Le grand public l'a découvert avec son Ring en 1997. Mais cette fois, Hidéo Nakata ne nous offre plus un thriller d'épouvante tournant sur une malédiction qui prend la forme d'une cassette vidéo. Avec Chatroom, le cinéaste japonais fait reposer son thriller sur une menace bien plus concrète et qui s'inscrit dans l'air du temps : Internet. Véritable campagne préventive sur les méfaits du web et les dangers qui se cachent derrière les forums pullulant sur la Toile, son Chatroom, bien qu'imparfait, se révèle un thriller glauque habile et plutôt intelligent sur les méfaits du net. Si le film ravira les accros du clic et les geeks en puissance, il déroutera sûrement ceux qui sont restés indifférents à l'évolution. Tant pis pour eux...
L'idée de dénoncer les menaces que peut représenter Internet n'est pas révolutionnaire en soi. Mais c'est la façon brillante dont Hidéo Nakata a réussi à retranscrire à l'écran le fonctionnement des forums qui distingue Chatroom de ses concurrents. Le réalisateur a choisi de représenter les forums sous l'aspect d'un long couloir d'hôtel, où derrière chaque porte se trouve une pièce et donc un Chat différent. L'atmosphère y est glauque, perverse, sombre et souvent décadente. En quelques plans, Nakata fait déjà passer le message de son film. Ne reste plus alors qu'à raconter l'histoire...
L'histoire justement, c'est celle de Williams, un ado solitaire et perturbé qui passe son temps sur Internet et décide d'ouvrir un forum de discussion pour les jeunes de sa ville. Il va alors être déterminé à influencer son groupe sur son chatroom « à la vie, à la mort »... Et comme le résume bien le sous-titre du film, « l'accepter comme ami peut nuire gravement à votre santé ». Le point de départ fera peut-être rire jaune Mark Zuckerberg et tous ses Facebookiens, mais c'est bien l'intérêt du film que d'insister sur la faille essentielle des forums : nul ne sait jamais qui se cache vraiment derrière un pseudo et quelles sont les intentions de cet inconnu planqué derrière son écran.

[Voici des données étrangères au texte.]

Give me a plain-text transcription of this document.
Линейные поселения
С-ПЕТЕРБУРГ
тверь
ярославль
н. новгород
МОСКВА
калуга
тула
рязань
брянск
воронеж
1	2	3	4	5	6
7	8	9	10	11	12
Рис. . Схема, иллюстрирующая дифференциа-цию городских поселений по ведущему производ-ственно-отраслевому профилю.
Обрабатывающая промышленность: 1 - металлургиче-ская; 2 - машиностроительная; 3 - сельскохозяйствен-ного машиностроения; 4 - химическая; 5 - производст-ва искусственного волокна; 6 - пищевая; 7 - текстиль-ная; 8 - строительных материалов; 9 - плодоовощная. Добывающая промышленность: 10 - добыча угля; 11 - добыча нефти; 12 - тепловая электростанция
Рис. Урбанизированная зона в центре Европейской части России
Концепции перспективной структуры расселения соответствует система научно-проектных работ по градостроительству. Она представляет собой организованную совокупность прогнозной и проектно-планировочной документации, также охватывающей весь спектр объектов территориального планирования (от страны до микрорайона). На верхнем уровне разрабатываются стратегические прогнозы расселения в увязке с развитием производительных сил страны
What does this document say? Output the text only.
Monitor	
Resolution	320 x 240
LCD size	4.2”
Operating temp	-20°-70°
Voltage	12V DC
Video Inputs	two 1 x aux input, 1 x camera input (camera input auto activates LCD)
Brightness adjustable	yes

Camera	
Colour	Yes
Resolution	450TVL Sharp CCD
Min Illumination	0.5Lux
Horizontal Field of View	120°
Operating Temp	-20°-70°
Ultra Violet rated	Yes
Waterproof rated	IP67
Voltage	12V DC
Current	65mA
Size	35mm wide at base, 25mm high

Hidéo Nakata n'est pas du genre démagogue, alors pas question pour lui de nous passer la brosse à reluire et de tourner autour du pot. Très vite, il entre dans le vif du sujet et grâce à sa troupe talentueuse de jeunes comédiens (emmenée par l'acteur qui monte en ce moment du côté d'Hollywood, Aaron Johnson, alias Kick-Ass), on se prend au jeu nous aussi et on attend avec un plaisir coupable de participer (de manière fictive) à cette manipulation. Malheureusement, l'ingéniosité de la mise en scène ne suffit pas à alléger certaines scènes qui se perdent en bavardages et qui plombent un peu le rythme.
Après une entrée en matière réussie, le film de Nakata s'essouffle assez vite pour ne reprendre son efficacité que dans les dernières minutes, avec une course-poursuite physique et psychologique qu'on n'attendait presque plus. La faute peut-être à cette difficulté que représente la mise en image de la petite Toile sur la grande. Reste que si Chatroom ne se révèle certainement pas aussi flippant qu'avait pu l'être Ring à l'époque, on ne boudera pas notre plaisir de voir Nakata écorcher l'image d'un outil qu'on n'est pas près de voir disparaître désormais : Internet.